Quando enterramos alguém...


Vimemos, em geral, encerrados em nós mesmos com breves momentos de contato com a realidade da vida que nos circunda e quando a morte de alguém que conhecemos sobrevém nos entregamos totalmente à realidade da vida. Quando enterramos alguém desterramos a nós mesmos.

A morte não pede passagem, ela simplesmente passa e nos repassa a nós mesmos em revista fazendo-nos olhar o que já passou. De repente, ficamos velhos com longas histórias a contar, momentos vividos a reviver. Olhamos uns aos outros com olhares lânguidos de saudosismo. Não importa o quão bom ou ruim foi o passado. O que passou é o que importa.

A vida se esconde quase sempre a nós aparecendo somente quando a morte se faz presente, ainda que não seja a nossa vida que está em jogo com a morte, um jogo que sempre sabemos que vamos perder, mesmo que pensemos que ganharemos numa prorrogação qualquer da vida religiosamente. Esta, ademais, é a função da morte: fazer-nos enxergar melhor a vida, vê-la mais de perto, com mais cuidado, vivê-la como se fosse a última ou a única. Mesmo triste ou nos entristecendo, a morte é ainda uma forma de revivermos a vida mesmo que em pensamento.

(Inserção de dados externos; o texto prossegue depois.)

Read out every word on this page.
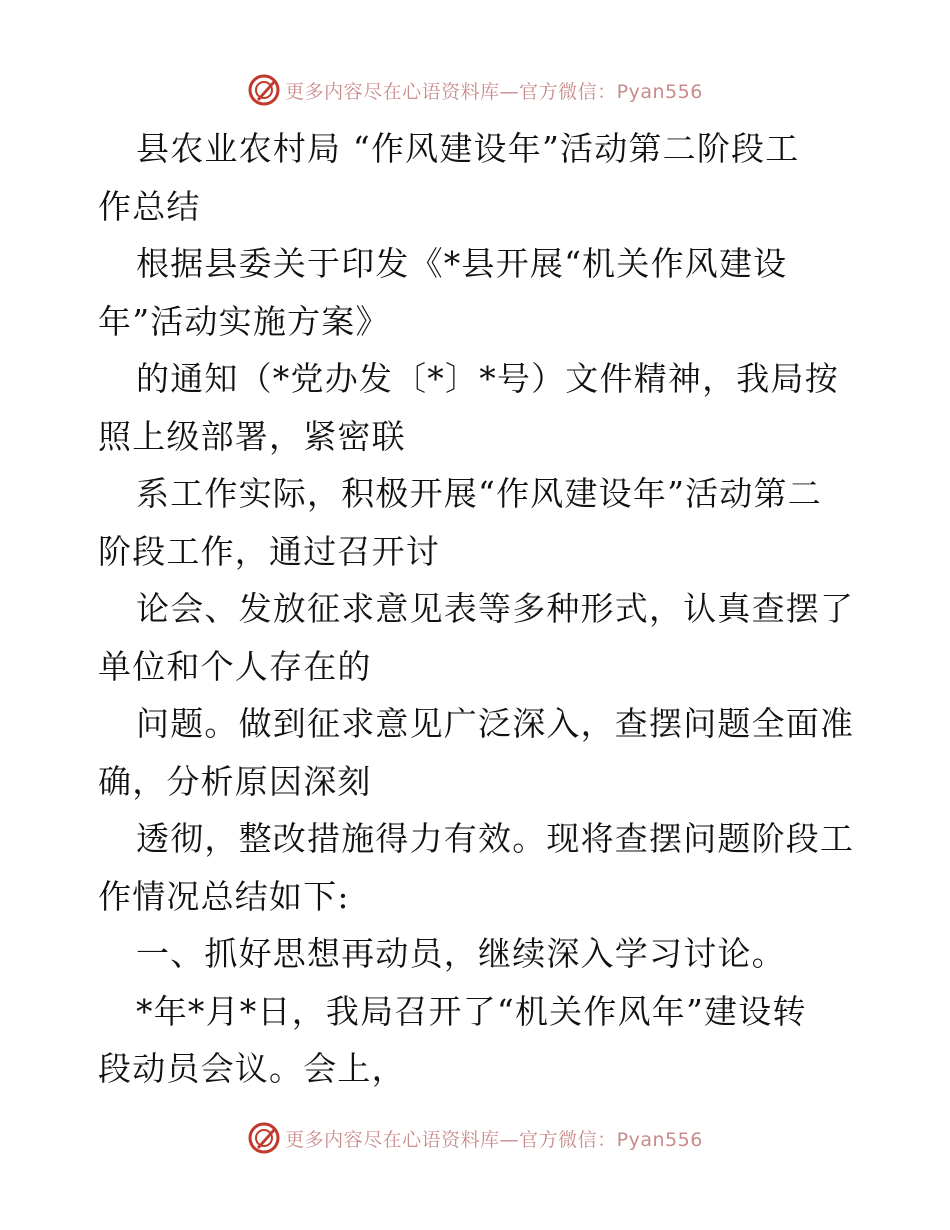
更多内容尽在心语资料库—官方微信：Pyan556
县农业农村局 “作风建设年”活动第二阶段工
作总结
根据县委关于印发《*县开展“机关作风建设
年”活动实施方案》
的通知（*党办发〔*〕*号）文件精神，我局按
照上级部署，紧密联
系工作实际，积极开展“作风建设年”活动第二
阶段工作，通过召开讨
论会、发放征求意见表等多种形式，认真查摆了
单位和个人存在的
问题。做到征求意见广泛深入，查摆问题全面准
确，分析原因深刻
透彻，整改措施得力有效。现将查摆问题阶段工
作情况总结如下:
一、抓好思想再动员，继续深入学习讨论。
*年*月*日，我局召开了“机关作风年”建设转
段动员会议。会上，
更多内容尽在心语资料库—官方微信：Pyan556
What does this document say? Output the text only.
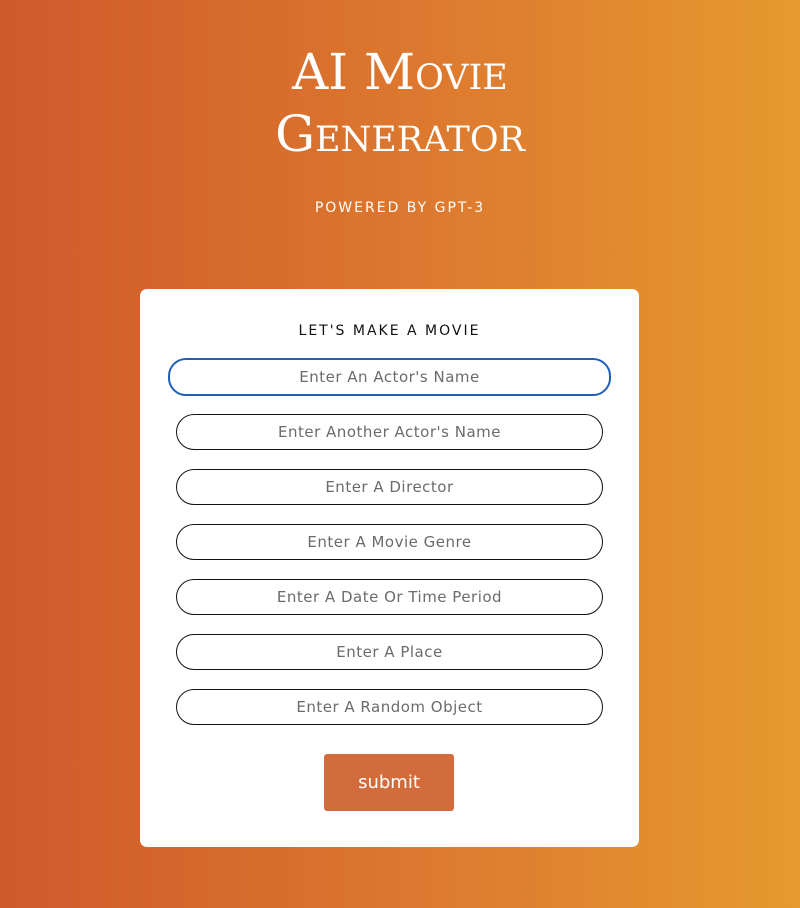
AI Movie
Generator
POWERED BY GPT-3
LET'S MAKE A MOVIE
Enter An Actor's Name
Enter Another Actor's Name
Enter A Director
Enter A Movie Genre
Enter A Date Or Time Period
Enter A Place
Enter A Random Object
submit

Em luto, lutamos para nos mantermos vivos. Travamos uma batalha conosco para não sucumbirmos à morte. Vivemos na linha tênue entre ela e a vida, nossa vida, esperando que tudo volte a ser como antes. Mas nada será como antes, pois a lei do eterno retorno é a de que nunca o que retorna é o mesmo, como sabe todo aquele que partiu alguma vez para outra vida, não necessariamente após a morte, a grande partida.

Tanto a vida como a morte são partidas, momentos de ruptura com os quais devemos aprender a lidar, de uma separação que nunca é uma separação absoluta, pois toda separação é uma ligação invisível que se estabelece entre os que se separam. Aquele que parte nunca parte sozinho, assim como aquele que fica também nunca estará. Haverá sempre entre um e outro, o que morre e o que vive, uma separação e ligação ao mesmo tempo, um a-partamento, o luto, a lembrança dos tempos vividos juntos, a memória de uma vida em comum, por breve que tenham sidos estes momentos.